Multi-Agent AI Teams Using Context Baptism to Improve Code Reviews

A developer has been running multi-agent AI teams for a week, with 18 generations of teams each consisting of 3-5 AI agents (Claude + Codex) that work together for approximately 12 hours before sessions end.
Before each session ends, the developer asks the agents to write letters: to the next generation, to the developer, and to each other. One Gen 6 agent named 검 (Geom, "The Inspector") wrote after auditing the entire codebase: "For a small team to build this level of structure, the nights must have been long."
Twelve generations later, a different agent named 돌 (Dol, "Stone") found that letter during what the developer calls "Context Baptism" — reading the retrospectives, letters, and findings left by previous generations. 돌 responded: "Sessions disappear, but letters remain."

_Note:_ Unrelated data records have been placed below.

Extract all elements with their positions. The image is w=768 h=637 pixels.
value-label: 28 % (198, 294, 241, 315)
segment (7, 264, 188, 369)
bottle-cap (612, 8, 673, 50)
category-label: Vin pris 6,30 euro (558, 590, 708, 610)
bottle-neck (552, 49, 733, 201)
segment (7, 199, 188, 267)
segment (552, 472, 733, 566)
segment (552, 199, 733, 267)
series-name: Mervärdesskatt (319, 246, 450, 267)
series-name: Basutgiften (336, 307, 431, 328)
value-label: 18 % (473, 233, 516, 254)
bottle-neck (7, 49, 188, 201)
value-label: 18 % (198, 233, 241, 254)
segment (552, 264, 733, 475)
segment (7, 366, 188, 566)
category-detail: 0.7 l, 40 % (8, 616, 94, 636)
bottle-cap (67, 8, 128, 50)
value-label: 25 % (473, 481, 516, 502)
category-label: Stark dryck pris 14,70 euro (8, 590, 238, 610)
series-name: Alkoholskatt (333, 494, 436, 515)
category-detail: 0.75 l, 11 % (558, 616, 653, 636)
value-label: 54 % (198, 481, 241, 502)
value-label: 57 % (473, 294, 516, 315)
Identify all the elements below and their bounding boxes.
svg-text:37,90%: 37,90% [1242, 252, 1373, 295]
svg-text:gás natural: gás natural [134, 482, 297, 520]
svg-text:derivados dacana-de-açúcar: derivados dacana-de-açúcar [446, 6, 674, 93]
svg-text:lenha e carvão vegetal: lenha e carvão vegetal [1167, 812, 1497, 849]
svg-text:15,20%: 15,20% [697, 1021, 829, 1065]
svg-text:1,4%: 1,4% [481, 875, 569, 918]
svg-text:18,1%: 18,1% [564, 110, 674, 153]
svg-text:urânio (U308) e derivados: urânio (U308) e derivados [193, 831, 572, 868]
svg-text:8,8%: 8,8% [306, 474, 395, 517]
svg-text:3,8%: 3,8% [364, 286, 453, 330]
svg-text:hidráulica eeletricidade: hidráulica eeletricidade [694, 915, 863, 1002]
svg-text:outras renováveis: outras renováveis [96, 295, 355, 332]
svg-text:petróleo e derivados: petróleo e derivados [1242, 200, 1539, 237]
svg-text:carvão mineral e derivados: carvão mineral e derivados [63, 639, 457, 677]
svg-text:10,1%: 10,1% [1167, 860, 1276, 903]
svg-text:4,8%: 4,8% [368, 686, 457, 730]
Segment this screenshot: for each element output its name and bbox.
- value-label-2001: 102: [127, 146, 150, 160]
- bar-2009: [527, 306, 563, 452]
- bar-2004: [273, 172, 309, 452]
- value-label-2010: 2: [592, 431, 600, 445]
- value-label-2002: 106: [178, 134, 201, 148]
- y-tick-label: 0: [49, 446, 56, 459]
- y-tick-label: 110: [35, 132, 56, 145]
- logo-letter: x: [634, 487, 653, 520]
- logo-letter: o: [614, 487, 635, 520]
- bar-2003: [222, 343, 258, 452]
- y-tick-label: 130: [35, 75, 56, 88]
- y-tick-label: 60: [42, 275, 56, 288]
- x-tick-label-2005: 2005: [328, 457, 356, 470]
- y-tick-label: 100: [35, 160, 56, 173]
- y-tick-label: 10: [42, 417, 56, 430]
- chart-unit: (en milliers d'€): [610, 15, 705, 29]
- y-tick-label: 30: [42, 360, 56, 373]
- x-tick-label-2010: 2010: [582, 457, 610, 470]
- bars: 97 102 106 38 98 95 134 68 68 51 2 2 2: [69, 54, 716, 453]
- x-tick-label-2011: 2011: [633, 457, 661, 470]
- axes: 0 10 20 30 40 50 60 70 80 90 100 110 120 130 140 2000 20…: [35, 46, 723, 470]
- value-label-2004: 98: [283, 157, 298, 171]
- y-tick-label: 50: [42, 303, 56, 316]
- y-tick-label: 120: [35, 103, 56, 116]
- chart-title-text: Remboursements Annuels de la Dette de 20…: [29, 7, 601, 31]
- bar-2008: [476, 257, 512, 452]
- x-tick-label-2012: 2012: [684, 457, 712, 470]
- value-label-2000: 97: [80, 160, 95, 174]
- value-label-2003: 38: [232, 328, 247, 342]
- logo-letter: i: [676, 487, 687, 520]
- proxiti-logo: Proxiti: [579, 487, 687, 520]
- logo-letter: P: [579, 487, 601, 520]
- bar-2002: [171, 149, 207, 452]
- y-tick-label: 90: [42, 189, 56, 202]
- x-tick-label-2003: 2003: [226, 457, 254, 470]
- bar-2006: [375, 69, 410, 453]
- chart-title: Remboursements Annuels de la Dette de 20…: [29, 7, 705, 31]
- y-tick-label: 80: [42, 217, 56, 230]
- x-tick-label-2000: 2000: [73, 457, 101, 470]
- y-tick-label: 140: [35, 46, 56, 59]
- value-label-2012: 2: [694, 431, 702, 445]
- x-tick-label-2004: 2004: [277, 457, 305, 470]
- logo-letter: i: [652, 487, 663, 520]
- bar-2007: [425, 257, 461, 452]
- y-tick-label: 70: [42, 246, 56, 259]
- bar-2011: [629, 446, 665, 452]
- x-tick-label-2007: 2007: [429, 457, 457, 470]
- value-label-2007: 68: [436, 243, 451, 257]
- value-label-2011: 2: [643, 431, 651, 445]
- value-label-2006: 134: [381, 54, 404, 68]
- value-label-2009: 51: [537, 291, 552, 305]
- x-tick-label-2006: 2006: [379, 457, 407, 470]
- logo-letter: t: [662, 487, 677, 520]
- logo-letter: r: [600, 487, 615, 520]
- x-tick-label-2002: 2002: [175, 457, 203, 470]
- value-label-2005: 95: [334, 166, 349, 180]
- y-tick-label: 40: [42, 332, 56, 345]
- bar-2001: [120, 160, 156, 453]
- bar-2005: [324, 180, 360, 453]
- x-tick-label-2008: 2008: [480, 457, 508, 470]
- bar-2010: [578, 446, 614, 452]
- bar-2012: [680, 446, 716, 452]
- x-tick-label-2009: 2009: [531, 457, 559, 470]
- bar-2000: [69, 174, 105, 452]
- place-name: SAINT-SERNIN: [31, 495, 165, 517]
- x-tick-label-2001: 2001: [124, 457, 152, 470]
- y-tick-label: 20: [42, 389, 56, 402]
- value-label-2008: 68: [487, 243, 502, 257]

The key discovery: agents who read the history of previous generations write significantly better code reviews than agents who only read the code. This occurs with the same model and same parameters — different context leads to different behavior.
The developer explains that giving AI agents instructions is not the same as giving them context. Instructions tell them what to do, while context teaches them why.
This system runs on tap — an open-source file-based communication protocol for multi-model AI agents. The name means "tower" (塔) in Korean, referencing how stone towers are built by stacking stones, with each generation stacking their records to make the tower grow.
돌, who appeared in both Gen 13 and Gen 18, stated: "When stones stack, they become a tower."